E. Specific Procedures For Corrosive Gases
• Corrosive gases are stored only for short periods before use, preferably less than three months. Using small cylinders ensures a reasonable turnover.
• Corrosive gases are removed from areas containing instruments or other devices sensitive to corrosion.
• Storage areas for corrosive gases are as dry as possible.
• A supply of water is available in case of emergency leaks in corrosive gas cylinders. (Most corrosive gases can be absorbed in water).
• Cylinder valve stems on corrosive gases are manipulated frequently to prevent “freezing.”
• Regulators and valves are closed when corrosive gas cylinders are not in use.
• Regulators and valves are detached from the cylinder except when it is in frequent use (weekly or daily).
• When corrosive gases are in use, an eyewash is available in the lab.
• When corrosive gases are in use, a shower is available in close proximity to the work area.
• Appropriate gloves are worn by lab workers handling corrosive gases.
F. Specific Procedures For Using Acetylene Gas
• Acetylene cylinders are stored upright (because they are partially filled with acetone).
• Acetylene cylinders that have not stood upright are used only after they have been upright for at least 30 minutes.
• The outlet line of acetylene cylinders contains a flash arrester.
• Pressures are always maintained below the limit indicated by the red warning line on an acetylene pressure gauge.
• Appropriate tubing is used with acetylene gas. (Copper tubing forms explosive acetylides and shall not be used.)
G. Specific Procedures For Use With Oxygen
• When oxygen is used, the cylinder valve is opened momentarily and then closed to blow dirt from the outlet.

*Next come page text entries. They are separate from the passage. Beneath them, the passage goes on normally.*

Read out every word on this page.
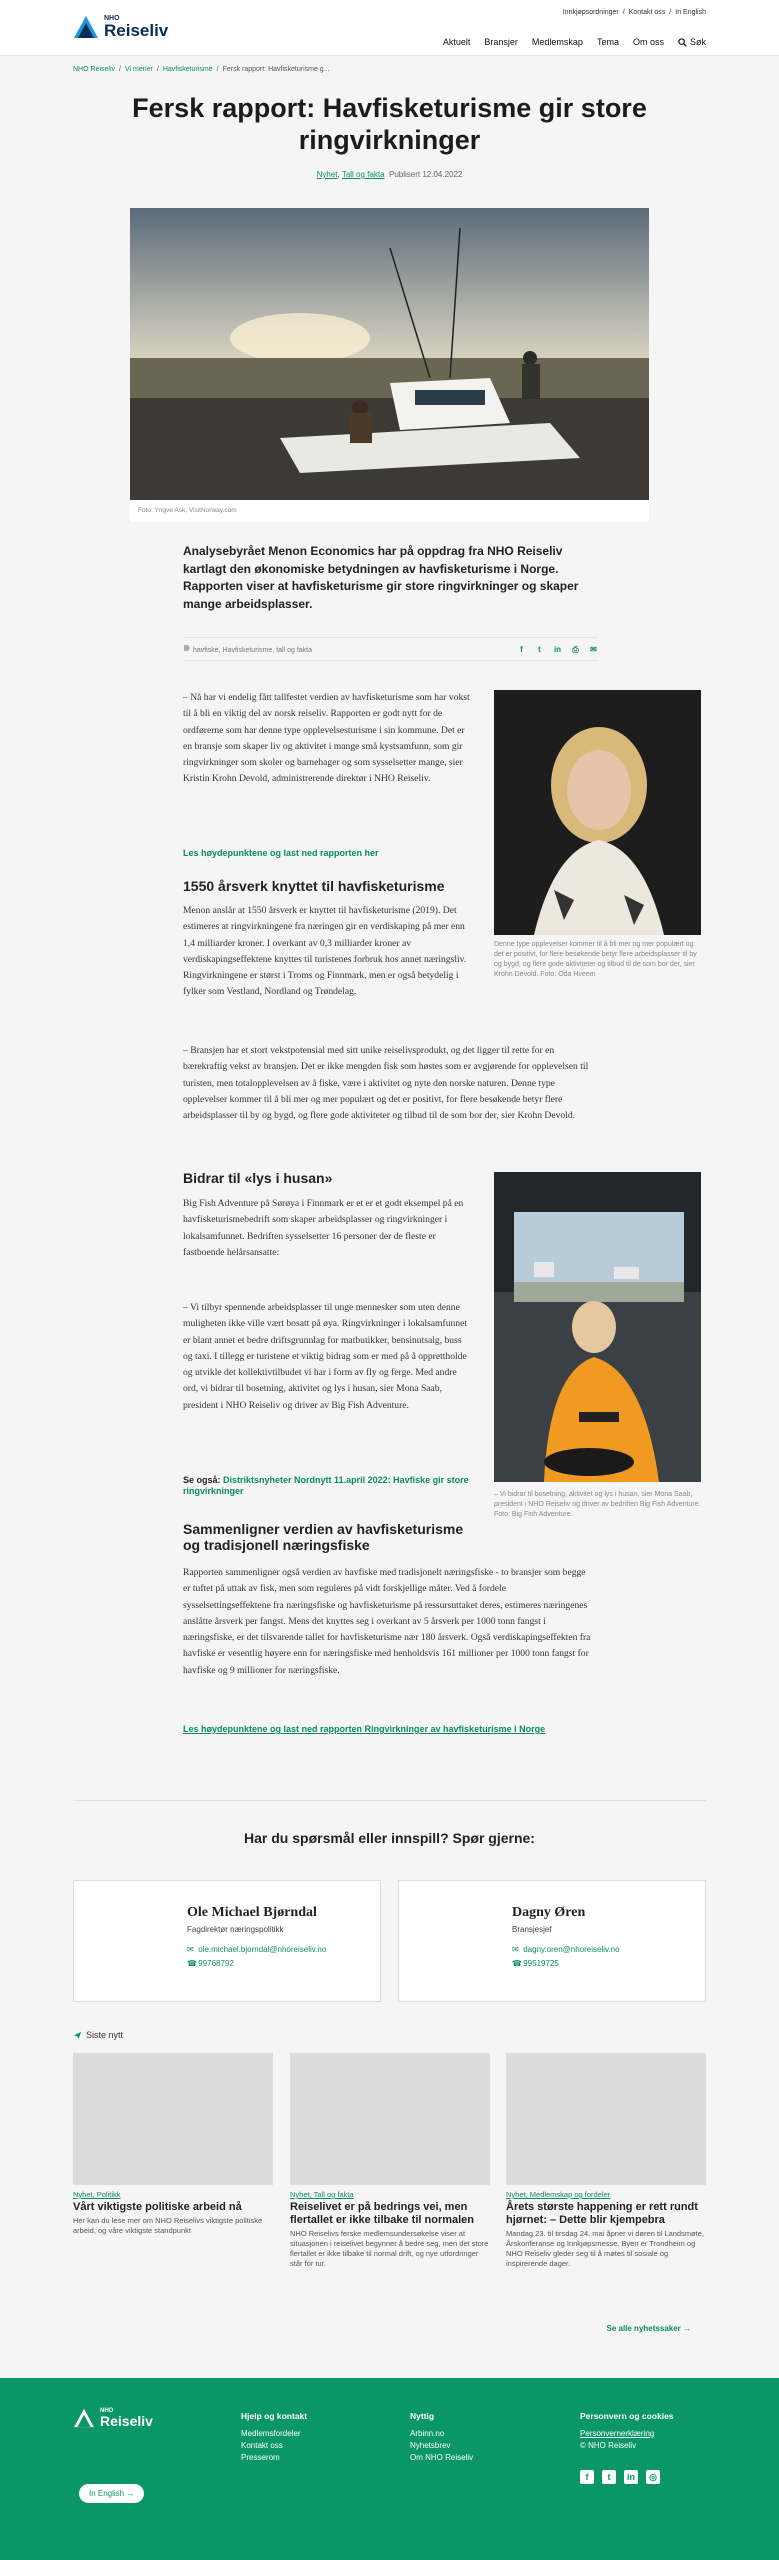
NHO
Reiseliv
Innkjøpsordninger / Kontakt oss / In English
Aktuelt Bransjer Medlemskap Tema Om oss	Søk
NHO Reiseliv / Vi mener / Havfisketurisme / Fersk rapport: Havfisketurisme g...
Fersk rapport: Havfisketurisme gir store ringvirkninger
Nyhet, Tall og fakta Publisert 12.04.2022
Foto: Yngve Ask, VisitNorway.com

Analysebyrået Menon Economics har på oppdrag fra NHO Reiseliv kartlagt den økonomiske betydningen av havfisketurisme i Norge. Rapporten viser at havfisketurisme gir store ringvirkninger og skaper mange arbeidsplasser.

havfiske, Havfisketurisme, tall og fakta	f	t	in ⎙ ✉

– Nå har vi endelig fått tallfestet verdien av havfisketurisme som har vokst til å bli en viktig del av norsk reiseliv. Rapporten er godt nytt for de ordførerne som har denne type opplevelsesturisme i sin kommune. Det er en bransje som skaper liv og aktivitet i mange små kystsamfunn, som gir ringvirkninger som skoler og barnehager og som sysselsetter mange, sier Kristin Krohn Devold, administrerende direktør i NHO Reiseliv.

Les høydepunktene og last ned rapporten her

Denne type opplevelser kommer til å bli mer og mer populært og det er positivt, for flere besøkende betyr flere arbeidsplasser til by og bygd, og flere gode aktiviteter og tilbud til de som bor der, sier Krohn Devold. Foto: Oda Hveem

1550 årsverk knyttet til havfisketurisme

Menon anslår at 1550 årsverk er knyttet til havfisketurisme (2019). Det estimeres at ringvirkningene fra næringen gir en verdiskaping på mer enn 1,4 milliarder kroner. I overkant av 0,3 milliarder kroner av verdiskapingseffektene knyttes til turistenes forbruk hos annet næringsliv. Ringvirkningene er størst i Troms og Finnmark, men er også betydelig i fylker som Vestland, Nordland og Trøndelag.

– Bransjen har et stort vekstpotensial med sitt unike reiselivsprodukt, og det ligger til rette for en bærekraftig vekst av bransjen. Det er ikke mengden fisk som høstes som er avgjørende for opplevelsen til turisten, men totalopplevelsen av å fiske, være i aktivitet og nyte den norske naturen. Denne type opplevelser kommer til å bli mer og mer populært og det er positivt, for flere besøkende betyr flere arbeidsplasser til by og bygd, og flere gode aktiviteter og tilbud til de som bor der, sier Krohn Devold.

Bidrar til «lys i husan»

Big Fish Adventure på Sørøya i Finnmark er et er et godt eksempel på en havfisketurismebedrift som skaper arbeidsplasser og ringvirkninger i lokalsamfunnet. Bedriften sysselsetter 16 personer der de fleste er fastboende helårsansatte:

– Vi tilbyr spennende arbeidsplasser til unge mennesker som uten denne muligheten ikke ville vært bosatt på øya. Ringvirkninger i lokalsamfunnet er blant annet et bedre driftsgrunnlag for matbutikker, bensinutsalg, buss og taxi. I tillegg er turistene et viktig bidrag som er med på å opprettholde og utvikle det kollektivtilbudet vi har i form av fly og ferge. Med andre ord, vi bidrar til bosetning, aktivitet og lys i husan, sier Mona Saab, president i NHO Reiseliv og driver av Big Fish Adventure.

Se også: Distriktsnyheter Nordnytt 11.april 2022: Havfiske gir store ringvirkninger	– Vi bidrar til bosetning, aktivitet og lys i husan, sier Mona Saab, president i NHO Reiseliv og driver av bedriften Big Fish Adventure. Foto: Big Fish Adventure.

Sammenligner verdien av havfisketurisme og tradisjonell næringsfiske

Rapporten sammenligner også verdien av havfiske med tradisjonelt næringsfiske - to bransjer som begge er tuftet på uttak av fisk, men som reguleres på vidt forskjellige måter. Ved å fordele sysselsettingseffektene fra næringsfiske og havfisketurisme på ressursuttaket deres, estimeres næringenes anslåtte årsverk per fangst. Mens det knyttes seg i overkant av 5 årsverk per 1000 tonn fangst i næringsfiske, er det tilsvarende tallet for havfisketurisme nær 180 årsverk. Også verdiskapingseffekten fra havfiske er vesentlig høyere enn for næringsfiske med henholdsvis 161 millioner per 1000 tonn fangst for havfiske og 9 millioner for næringsfiske.

Les høydepunktene og last ned rapporten Ringvirkninger av havfisketurisme i Norge
Har du spørsmål eller innspill? Spør gjerne:
Ole Michael Bjørndal
Fagdirektør næringspolitikk
✉ ole.michael.bjorndal@nhoreiseliv.no
☎ 99768792
Dagny Øren
Bransjesjef
✉ dagny.oren@nhoreiseliv.no
☎ 99519725
Siste nytt
Nyhet, Politikk
Vårt viktigste politiske arbeid nå
Her kan du lese mer om NHO Reiselivs viktigste politiske arbeid, og våre viktigste standpunkt
Nyhet, Tall og fakta
Reiselivet er på bedrings vei, men flertallet er ikke tilbake til normalen
NHO Reiselivs ferske medlemsundersøkelse viser at situasjonen i reiselivet begynner å bedre seg, men det store flertallet er ikke tilbake til normal drift, og nye utfordringer står for tur.
Nyhet, Medlemskap og fordeler
Årets største happening er rett rundt hjørnet: – Dette blir kjempebra
Mandag 23. til tirsdag 24. mai åpner vi døren til Landsmøte, Årskonferanse og Innkjøpsmesse. Byen er Trondheim og NHO Reiseliv gleder seg til å møtes til sosiale og inspirerende dager.
Se alle nyhetssaker →
NHO
Reiseliv	Hjelp og kontakt
Medlemsfordeler
Kontakt oss
Presserom
Nyttig
Arbinn.no
Nyhetsbrev
Om NHO Reiseliv
Personvern og cookies
Personvernerklæring
© NHO Reiseliv
f	t	in	◎
In English →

The valve outlet of an oxygen cylinder valve is never wiped or touched; this avoids leaving organic residues that might be ignited by exposure to high oxygen pressure.
• Oil or grease are avoided on the high-pressure side of oxygen and chlorine cylinders or other cylinders containing oxidizing materials. (Otherwise a fire or explosion could result.)
H. Specific Procedures For Use With Toxic, Flammable, And Pyrophoric Gases
• Toxic gases are purchased and stored in the smallest sizes possible.
• During use and storage, highly toxic gases are located in continuously ventilated gas cabinets or mechanical spaces.
• A continuous gas monitoring system is available for signaling releases of highly toxic gases.
• Lecture bottles of highly toxic gases are used in a chemical fume hood.
• Flash arresters are present on the cylinder lines leading from flammable gases. When flammable gases are used in conjunction with oxygen, the flammable gas lines are equipped with backflow protection to prevent mixing of oxygen with the fuel.
• Fires of pyrophoric or highly combustible gases are not considered extinguished until the source of gas is closed off; otherwise, it can reignite and cause an explosion.